Memori jangka pendek visual lebih kompleks daripada yang diasumsikan sebelumnya – ScienceDaily


Bertentangan dengan asumsi sebelumnya, memori visual jangka pendek tidak hanya didasarkan pada satu jenis informasi tentang suatu objek, seperti hanya warnanya atau hanya namanya saja. Sebaliknya, beberapa jenis informasi dapat disimpan secara bersamaan dalam memori jangka pendek. Dengan menggunakan analisis EEG yang kompleks dan jaringan saraf yang dalam, para peneliti di Beijing Normal University dan Ruhr-Universität Bochum telah menemukan bahwa ingatan jangka pendek lebih kompleks daripada yang diasumsikan sebelumnya. Tim menjelaskan temuan mereka di jurnal Prosiding National Academy of Sciences, PNAS singkatnya, dipublikasikan secara online pada 7 Desember 2020.

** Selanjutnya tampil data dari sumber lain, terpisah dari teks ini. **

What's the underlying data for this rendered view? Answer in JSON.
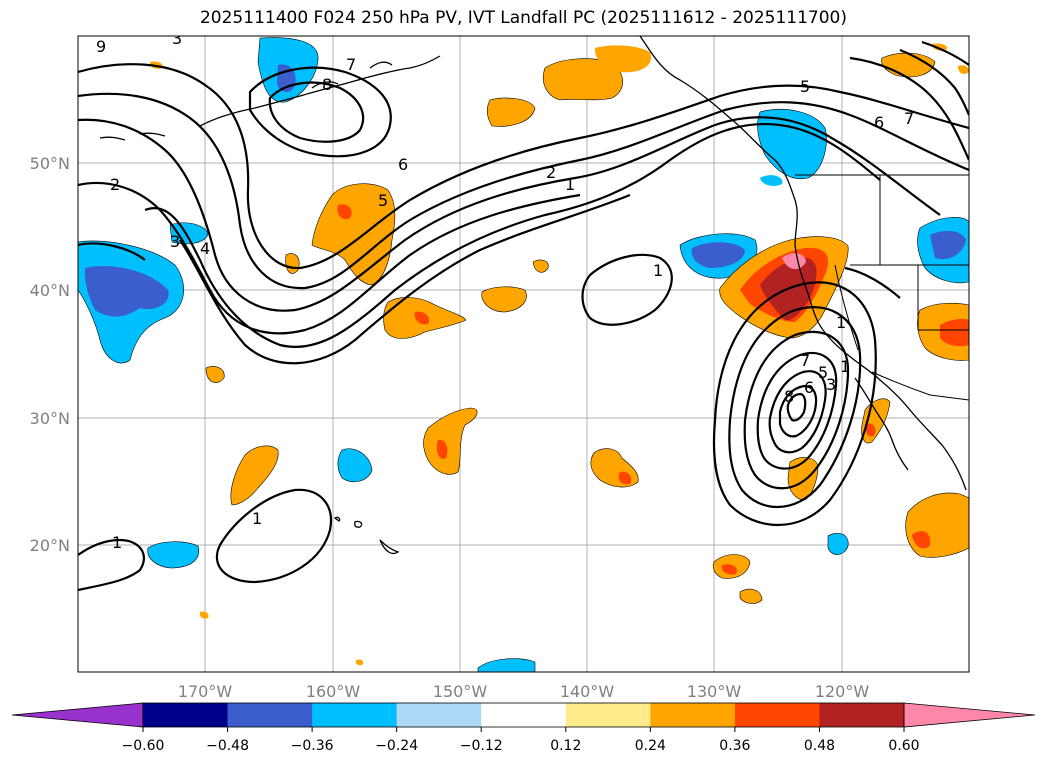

Untuk penelitian ini, Dr. Hui Zhang, Rebekka Heinen dan Profesor Nikolai Axmacher dari Departemen Neuropsikologi bekerja sama dengan tim yang dipimpin oleh Jing Liu dan Profesor Gui Xue dari Universitas Normal Beijing.

Pisang dalam ingatan jangka pendek

Memori jangka pendek visual membantu kita mengingat objek untuk waktu singkat saat objek tersebut tidak lagi terlihat. Hingga saat ini, memori jangka pendek diasumsikan hanya didasarkan pada satu jenis aktivitas otak. Tim peneliti Jerman-Cina sekarang telah membantah asumsi ini. Para peneliti mencatat aktivitas otak pada pasien epilepsi menggunakan elektroda yang dimasukkan ke dalam otak untuk tujuan perencanaan pembedahan. Para pasien melihat gambar benda seperti pisang dan harus mengingatnya dalam waktu singkat.

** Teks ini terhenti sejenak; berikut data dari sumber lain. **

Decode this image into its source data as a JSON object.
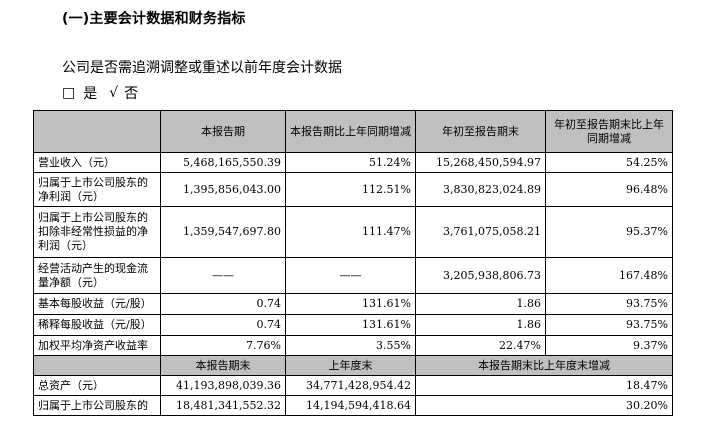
{
  "section_title": "(一)主要会计数据和财务指标",
  "question": "公司是否需追溯调整或重述以前年度会计数据",
  "answer": {
    "checkbox": "□",
    "yes": "是",
    "check": "√",
    "no": "否"
  },
  "table1": {
    "headers": [
      "",
      "本报告期",
      "本报告期比上年同期增减",
      "年初至报告期末",
      "年初至报告期末比上年同期增减"
    ],
    "rows": [
      {
        "label": "营业收入（元）",
        "current": "5,468,165,550.39",
        "current_change": "51.24%",
        "ytd": "15,268,450,594.97",
        "ytd_change": "54.25%"
      },
      {
        "label": "归属于上市公司股东的净利润（元）",
        "current": "1,395,856,043.00",
        "current_change": "112.51%",
        "ytd": "3,830,823,024.89",
        "ytd_change": "96.48%"
      },
      {
        "label": "归属于上市公司股东的扣除非经常性损益的净利润（元）",
        "current": "1,359,547,697.80",
        "current_change": "111.47%",
        "ytd": "3,761,075,058.21",
        "ytd_change": "95.37%"
      },
      {
        "label": "经营活动产生的现金流量净额（元）",
        "current": "——",
        "current_change": "——",
        "ytd": "3,205,938,806.73",
        "ytd_change": "167.48%"
      },
      {
        "label": "基本每股收益（元/股）",
        "current": "0.74",
        "current_change": "131.61%",
        "ytd": "1.86",
        "ytd_change": "93.75%"
      },
      {
        "label": "稀释每股收益（元/股）",
        "current": "0.74",
        "current_change": "131.61%",
        "ytd": "1.86",
        "ytd_change": "93.75%"
      },
      {
        "label": "加权平均净资产收益率",
        "current": "7.76%",
        "current_change": "3.55%",
        "ytd": "22.47%",
        "ytd_change": "9.37%"
      }
    ]
  },
  "table2": {
    "headers": [
      "",
      "本报告期末",
      "上年度末",
      "本报告期末比上年度末增减"
    ],
    "rows": [
      {
        "label": "总资产（元）",
        "period_end": "41,193,898,039.36",
        "prior_year_end": "34,771,428,954.42",
        "change": "18.47%"
      },
      {
        "label": "归属于上市公司股东的",
        "period_end": "18,481,341,552.32",
        "prior_year_end": "14,194,594,418.64",
        "change": "30.20%"
      }
    ]
  }
}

Jaringan saraf dalam membantu menafsirkan aktivitas otak

Studi sebelumnya oleh kelompok lain menunjukkan bahwa jaringan saraf dalam memproses gambar dalam langkah yang sama seperti yang dilakukan manusia. Jika seseorang atau jaringan saraf yang dalam melihat pisang, langkah pertama adalah memproses karakteristik sederhana seperti warna kuning dan teksturnya yang halus. Nantinya, informasi yang diolah menjadi semakin kompleks. Akhirnya, manusia dan jaringan mengenali bentuk bulan sabit tertentu dan akhirnya mengidentifikasi pisang tersebut.

Para peneliti membandingkan langkah-langkah pemrosesan yang berbeda dari jaringan saraf dengan data otak pasien. Ini memungkinkan mereka untuk melihat pola aktivitas mana yang termasuk dalam pemrosesan properti visual sederhana seperti warna kuning pisang dan mana yang termasuk properti yang lebih kompleks seperti namanya.

Pertama sederhana, lalu rumit

Berdasarkan hasil tersebut, tim kemudian menunjukkan bahwa objek tidak hanya direpresentasikan dalam satu bentuk dalam memori jangka pendek, seperti yang diasumsikan sebelumnya, tetapi dalam beberapa bentuk secara bersamaan. Saat melihat mereka, awalnya sifat sederhana dari pisang diproses, kemudian ditambahkan sifat kompleks. Selama fase menghafal, informasi sederhana dan kompleks disimpan bersama. Memori jangka pendek visual dengan demikian lebih kompleks daripada yang telah lama diasumsikan.

Sumber Cerita:

Materi disediakan oleh Ruhr University Bochum. Catatan: Konten dapat diedit gaya dan panjangnya.